Recommendations and suggestions for therapeutics of COVID-19 patients in low- and middle-income countries
| 1. Should remdesivir be given? | We recommend against using remdesivir for COVID-19 patients outside of a clinical trial (strong recommendation, moderate quality of evidence) |
| 2. Should hydroxychloroquine ± azithromycin be given? | We recommend against using hydroxychloroquine ± azithromycin (strong recommendation, high quality of evidence) |
| 3. Should lopinavir–ritonavir be given? | We recommend against using lopinavir–ritonavir (strong recommendation, high quality of evidence) |
| 4. Should broad-spectrum antimicrobial therapy be given empirically for potential coinfections? | We suggest close monitoring without additional empiric antimicrobials if there are no clinical or laboratory signs of other infections (weak recommendation, very low quality of evidence) |
| We suggest empiric antimicrobial treatment for likely coinfecting pathogens if an alternative infectious cause is likely (weak recommendation, very low quality of evidence) | |
| 5. Should corticosteroids be given? | We recommend using oral or intravenous low-dose dexamethasone in adults with COVID-19 disease who require oxygen or mechanical ventilation (strong recommendation, high quality of evidence) |
| We recommend the use of alternate equivalent doses of corticosteroids in the event that dexamethasone is unavailable (strong recommendation, low quality of evidence) | |
| We recommend against using dexamethasone in patients with COVID-19 who do not require supplemental oxygen (strong recommendation, high quality of evidence). | |
| We recommend using low-dose corticosteroids in adults with COVID-19 disease and shock requiring vasopressor support (strong recommendation, moderate quality of evidence) | |
| 6. Should convalescent plasma be transfused? | We recommend against the use of convalescent plasma in LMICs, except in the context of a clinical trial (strong recommendation, low quality of evidence) |
| 7. Should IL-6 inhibitors, such as tocilizumab, be given? | We recommend against the use of IL-6 inhibitors, such as tocilizumab, for the treatment of COVID-19 in LMICs outside of clinical trials (strong recommendation, low quality of evidence) |
IL-6 = interleukin-6; LMICs = low- and middle-income countries.
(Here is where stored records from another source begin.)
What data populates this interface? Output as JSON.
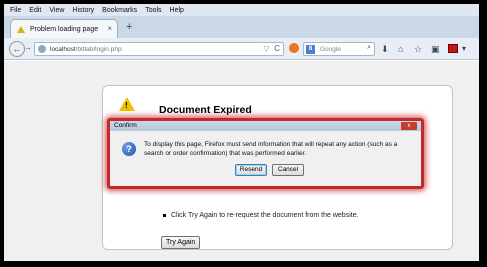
{
  "menubar": {
    "items": [
      "File",
      "Edit",
      "View",
      "History",
      "Bookmarks",
      "Tools",
      "Help"
    ]
  },
  "tab": {
    "title": "Problem loading page",
    "close_glyph": "×"
  },
  "newtab_glyph": "+",
  "nav": {
    "back_glyph": "←",
    "forward_glyph": "→",
    "url_host": "localhost",
    "url_path": "/bttlab/login.php",
    "star_glyph": "▽",
    "reload_glyph": "C",
    "search_engine_letter": "8",
    "search_placeholder": "Google",
    "search_glyph": "⌕",
    "toolbar_glyphs": [
      "⬇",
      "⌂",
      "☆",
      "▣"
    ],
    "menu_glyph": "▾"
  },
  "page": {
    "warning_mark": "!",
    "title": "Document Expired",
    "bullet": "Click Try Again to re-request the document from the website.",
    "try_again": "Try Again"
  },
  "dialog": {
    "title": "Confirm",
    "close_glyph": "x",
    "question_glyph": "?",
    "message": "To display this page, Firefox must send information that will repeat any action (such as a search or order confirmation) that was performed earlier.",
    "resend": "Resend",
    "cancel": "Cancel"
  },
  "colors": {
    "dialog_highlight": "#c12a2a",
    "warning_yellow": "#f0c000"
  }
}
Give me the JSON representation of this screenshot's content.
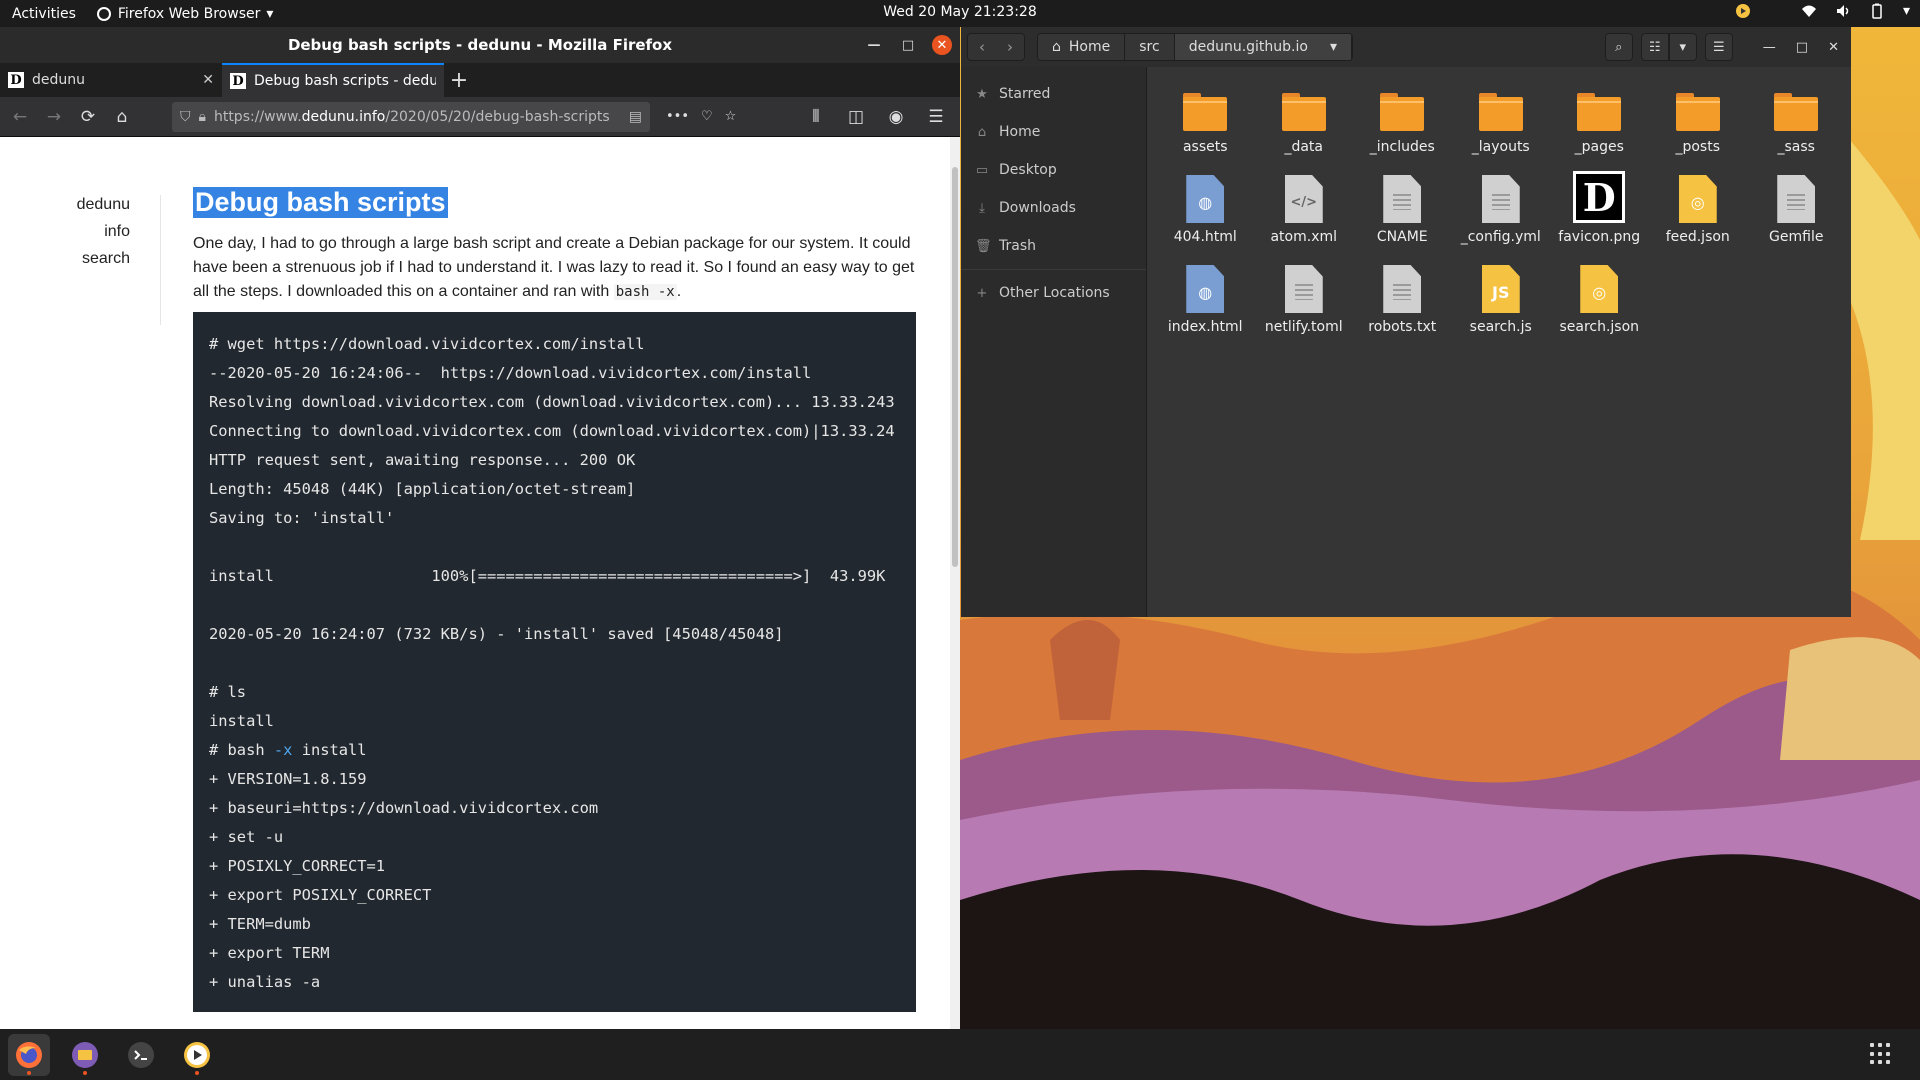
{
  "topbar": {
    "activities": "Activities",
    "app_name": "Firefox Web Browser",
    "clock": "Wed 20 May  21:23:28"
  },
  "firefox": {
    "window_title": "Debug bash scripts - dedunu - Mozilla Firefox",
    "tabs": [
      {
        "title": "dedunu"
      },
      {
        "title": "Debug bash scripts - dedunu"
      }
    ],
    "url_prefix": "https://www.",
    "url_domain": "dedunu.info",
    "url_path": "/2020/05/20/debug-bash-scripts"
  },
  "page": {
    "nav": [
      "dedunu",
      "info",
      "search"
    ],
    "title": "Debug bash scripts",
    "intro": "One day, I had to go through a large bash script and create a Debian package for our system. It could have been a strenuous job if I had to understand it. I was lazy to read it. So I found an easy way to get all the steps. I downloaded this on a container and ran with",
    "intro_code": "bash -x",
    "intro_end": ".",
    "code_lines": [
      "# wget https://download.vividcortex.com/install",
      "--2020-05-20 16:24:06--  https://download.vividcortex.com/install",
      "Resolving download.vividcortex.com (download.vividcortex.com)... 13.33.243",
      "Connecting to download.vividcortex.com (download.vividcortex.com)|13.33.24",
      "HTTP request sent, awaiting response... 200 OK",
      "Length: 45048 (44K) [application/octet-stream]",
      "Saving to: 'install'",
      "",
      "install                 100%[==================================>]  43.99K",
      "",
      "2020-05-20 16:24:07 (732 KB/s) - 'install' saved [45048/45048]",
      "",
      "# ls",
      "install",
      "# bash -x install",
      "+ VERSION=1.8.159",
      "+ baseuri=https://download.vividcortex.com",
      "+ set -u",
      "+ POSIXLY_CORRECT=1",
      "+ export POSIXLY_CORRECT",
      "+ TERM=dumb",
      "+ export TERM",
      "+ unalias -a"
    ]
  },
  "files": {
    "path": [
      "Home",
      "src",
      "dedunu.github.io"
    ],
    "sidebar": [
      {
        "label": "Starred",
        "icon": "star-icon"
      },
      {
        "label": "Home",
        "icon": "home-icon"
      },
      {
        "label": "Desktop",
        "icon": "desktop-icon"
      },
      {
        "label": "Downloads",
        "icon": "download-icon"
      },
      {
        "label": "Trash",
        "icon": "trash-icon"
      },
      {
        "label": "Other Locations",
        "icon": "plus-icon"
      }
    ],
    "items": [
      {
        "name": "assets",
        "kind": "folder"
      },
      {
        "name": "_data",
        "kind": "folder"
      },
      {
        "name": "_includes",
        "kind": "folder"
      },
      {
        "name": "_layouts",
        "kind": "folder"
      },
      {
        "name": "_pages",
        "kind": "folder"
      },
      {
        "name": "_posts",
        "kind": "folder"
      },
      {
        "name": "_sass",
        "kind": "folder"
      },
      {
        "name": "404.html",
        "kind": "html"
      },
      {
        "name": "atom.xml",
        "kind": "xml"
      },
      {
        "name": "CNAME",
        "kind": "text"
      },
      {
        "name": "_config.yml",
        "kind": "text"
      },
      {
        "name": "favicon.png",
        "kind": "image"
      },
      {
        "name": "feed.json",
        "kind": "json"
      },
      {
        "name": "Gemfile",
        "kind": "text"
      },
      {
        "name": "index.html",
        "kind": "html"
      },
      {
        "name": "netlify.toml",
        "kind": "text"
      },
      {
        "name": "robots.txt",
        "kind": "text"
      },
      {
        "name": "search.js",
        "kind": "js"
      },
      {
        "name": "search.json",
        "kind": "json"
      }
    ]
  },
  "colors": {
    "accent": "#e95420",
    "selection": "#3584e4",
    "folder": "#f39c2a"
  }
}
For hospitalized COVID-19 patients in LMICs.
Quality of evidence
| A | Randomized clinical trials | High |
|---|---|---|
| B | Downgraded randomized clinical trial(s) or upgraded observational studies | Moderate |
| C | Observational studies | Low |
| D | Downgraded observational studies or expert opinions | Very low |
Factors that may decrease strength of evidence include high likelihood of bias; inconsistency of results, including problems with subgroup analyses; indirectness of evidence (other population, intervention, control, outcomes, and comparison); imprecision of findings; and likelihood of reporting bias. Factors that may increase strength of evidence: large magnitude of effect (direct evidence, relative risk > 2 with no plausible confounders), very large magnitude of effect with relative risk > 5 and no threats to validity (by two levels), and dose–response gradient. Adapted from Dondorp Ref. 1.